While some argue that the culture war has been lost, if we are to act as if the war is lost, that is, surrender, we ourselves will be lost.  In fact, it is only now that it is becoming all-out war.  Progressive ideology now demands an ideological hygiene that is demonizes Christianity, or even dissent.  In the face of this, we must become resolved.

This leads to the third and most important dimension of Buckley’s pithy call to arms; the psychological-spiritual necessity of standing up and speaking out.  The ambient culture is so pervasive it is like a bath, or a pot in which we boil like frogs.  Acclimatization is a non-willed physiological response.  To attempt to dissent silently is impossible, the cognitive dissonance is too great.  Psychologically and spiritually we must recite our creed, we must profess what we know to be true or we will lose the truth with which we have been entrusted, we will implode.

Our Lord went into the inhospitable desert for 40 days, fasting and praying in a deliberate and overt struggle between the flesh and the spirit.  The desert was not a retreat.  It was stepping out into the field of battle.  In Lent, in small ways we join Christ.  One of those ways should be through participation in 40 Days for Life. This group is a prayerful witness in front of abortion clinics across America and around the world.  Thousands of Catholics, fellow Christians and people of good will stand in prayerful witness.  First of all, as Christians we know that this is necessary because ours is not a god of vague, deistic indifference.  God is intimately engaged with each of us, following us closely like the Hound of Heaven in Gerard Manley Hopkins’ beautiful poem.  And He requires and responds to our prayers.

Secondly, we must do this because as surely as there is maleness and femaleness, there is divine justice and there is an economy of salvation.  I have a responsibility in proportion to the blessing I have received.  Right now I am sitting beside a pool in Florida, watching my youngest son swim like a dolphin. Our family has enjoyed peace and abundance.  But with blessing comes responsibility.  This morning before mass at San Marco Catholic Church, Deacon Mark Leonard spoke passionately and unflinchingly about abortion.  He urged us to support crisis pregnancy centers and set before us our responsibility to participate in 40 Days for Life.  Most young women in a crisis pregnancy are too frightened and confused to look forward to sitting by a pool, watching their child swim.

We all know what the earliest eugenicist promoters of abortion knew, that abortion preys disproportionately upon the poor and those in unstable situations.  They don’t see a way forward, and they might not even really know what they want.  Young mothers in a crisis pregnancy often struggle with an internal dissonance, pitting a deeply ingrained cultural hostility to children against a natural and good maternal instinct.  Our witness can make the difference between choosing life and choosing death.  Amazingly, 383 (as of this writing) babies are alive today during the current campaign, because of the witness of people like you and I at 40 Days for Life.  It is our duty to be there.

We Must Participate

Finally, we must participate in 40 Days for Life because if we do not speak the truth we will be swallowed up by the lie. We must stand athwart history or be swept up by it.  Of course there is no yelling stop at 40 Days for Life.  But there is a prayerful witness more voluble than the loudest yell and more resonant than the most compelling argument.

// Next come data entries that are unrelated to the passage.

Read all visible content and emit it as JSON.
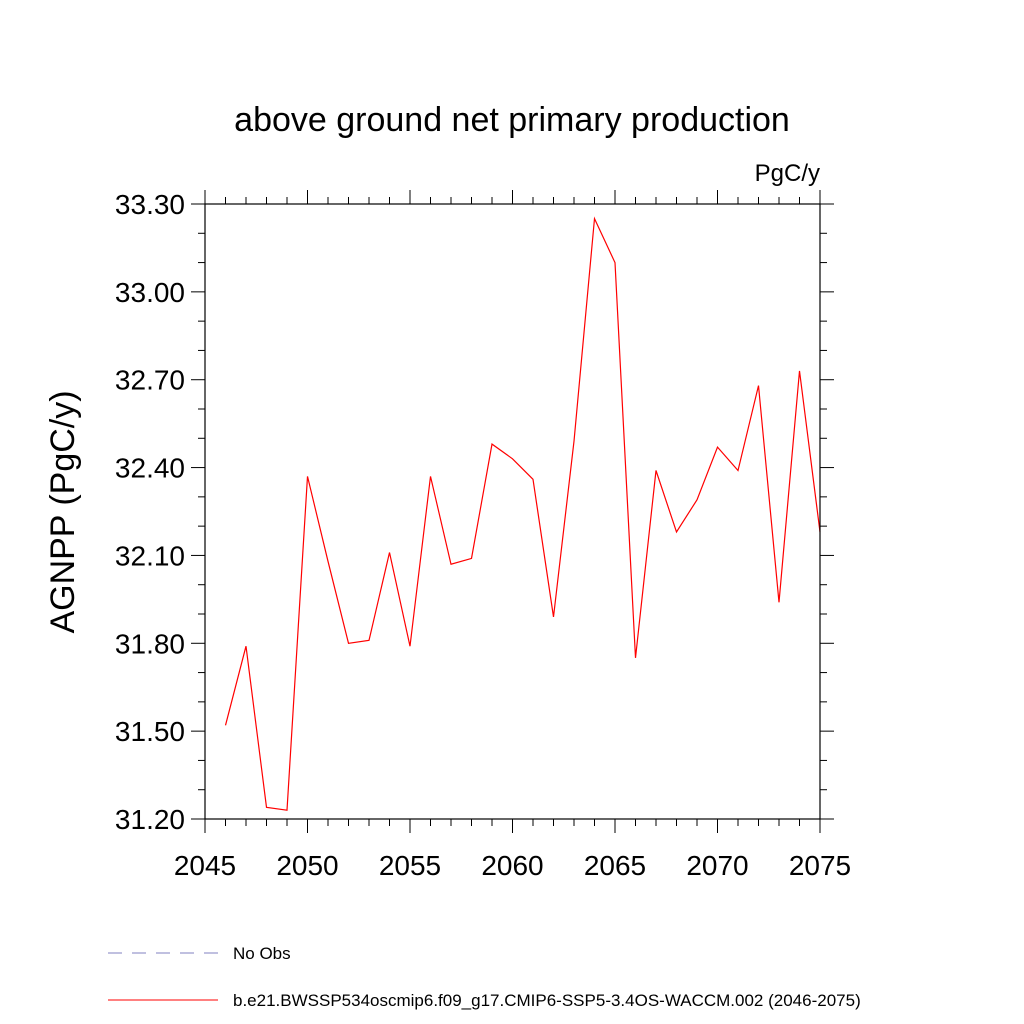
{
  "chart_data": {
    "type": "line",
    "title": "above ground net primary production",
    "units_label": "PgC/y",
    "ylabel": "AGNPP  (PgC/y)",
    "xlabel": "",
    "xlim": [
      2045,
      2075
    ],
    "ylim": [
      31.2,
      33.3
    ],
    "x_ticks": [
      2045,
      2050,
      2055,
      2060,
      2065,
      2070,
      2075
    ],
    "y_ticks": [
      "31.20",
      "31.50",
      "31.80",
      "32.10",
      "32.40",
      "32.70",
      "33.00",
      "33.30"
    ],
    "grid": false,
    "series": [
      {
        "name": "b.e21.BWSSP534oscmip6.f09_g17.CMIP6-SSP5-3.4OS-WACCM.002 (2046-2075)",
        "color": "#ff0000",
        "x": [
          2046,
          2047,
          2048,
          2049,
          2050,
          2051,
          2052,
          2053,
          2054,
          2055,
          2056,
          2057,
          2058,
          2059,
          2060,
          2061,
          2062,
          2063,
          2064,
          2065,
          2066,
          2067,
          2068,
          2069,
          2070,
          2071,
          2072,
          2073,
          2074,
          2075
        ],
        "y": [
          31.52,
          31.79,
          31.24,
          31.23,
          32.37,
          32.08,
          31.8,
          31.81,
          32.11,
          31.79,
          32.37,
          32.07,
          32.09,
          32.48,
          32.43,
          32.36,
          31.89,
          32.49,
          33.25,
          33.1,
          31.75,
          32.39,
          32.18,
          32.29,
          32.47,
          32.39,
          32.68,
          31.94,
          32.73,
          32.18
        ]
      }
    ],
    "legend": {
      "placement": "bottom-left",
      "entries": [
        {
          "label": "No Obs",
          "color": "#8080c0",
          "style": "dashed"
        },
        {
          "label": "b.e21.BWSSP534oscmip6.f09_g17.CMIP6-SSP5-3.4OS-WACCM.002 (2046-2075)",
          "color": "#ff0000",
          "style": "solid"
        }
      ]
    }
  }
}
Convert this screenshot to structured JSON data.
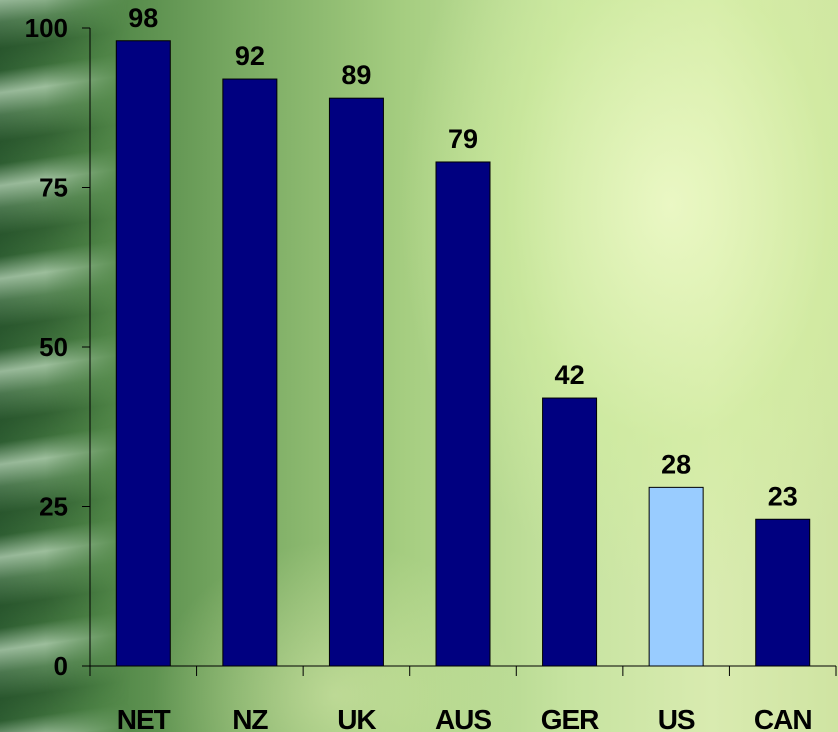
{
  "chart_data": {
    "type": "bar",
    "categories": [
      "NET",
      "NZ",
      "UK",
      "AUS",
      "GER",
      "US",
      "CAN"
    ],
    "values": [
      98,
      92,
      89,
      79,
      42,
      28,
      23
    ],
    "data_labels": [
      "98",
      "92",
      "89",
      "79",
      "42",
      "28",
      "23"
    ],
    "ylim": [
      0,
      100
    ],
    "yticks": [
      "0",
      "25",
      "50",
      "75",
      "100"
    ],
    "ytick_values": [
      0,
      25,
      50,
      75,
      100
    ],
    "grid": false,
    "legend": "none",
    "colors": {
      "bar": "#000080",
      "highlight_bar": "#99ccff",
      "axis": "#000000"
    },
    "highlight_category": "US"
  }
}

Saint John Paul the Great enjoined us to “become who you are”.  It was a puzzling exhortation, calling us to eagerly participate in God’s construction of each of us. We are not passengers in our life’s journey, each of us is in the driver’s seat, but too often we remain in park, idling in the driveway. The longer we anxiously sit, the more our anxiety self-reinforces into a paralyzing fear.  We must give voice to our thoughts or lose them; we must put legs on our good works or become paralyzed.  As St. Irenaus said: “the glory of God is man fully alive”.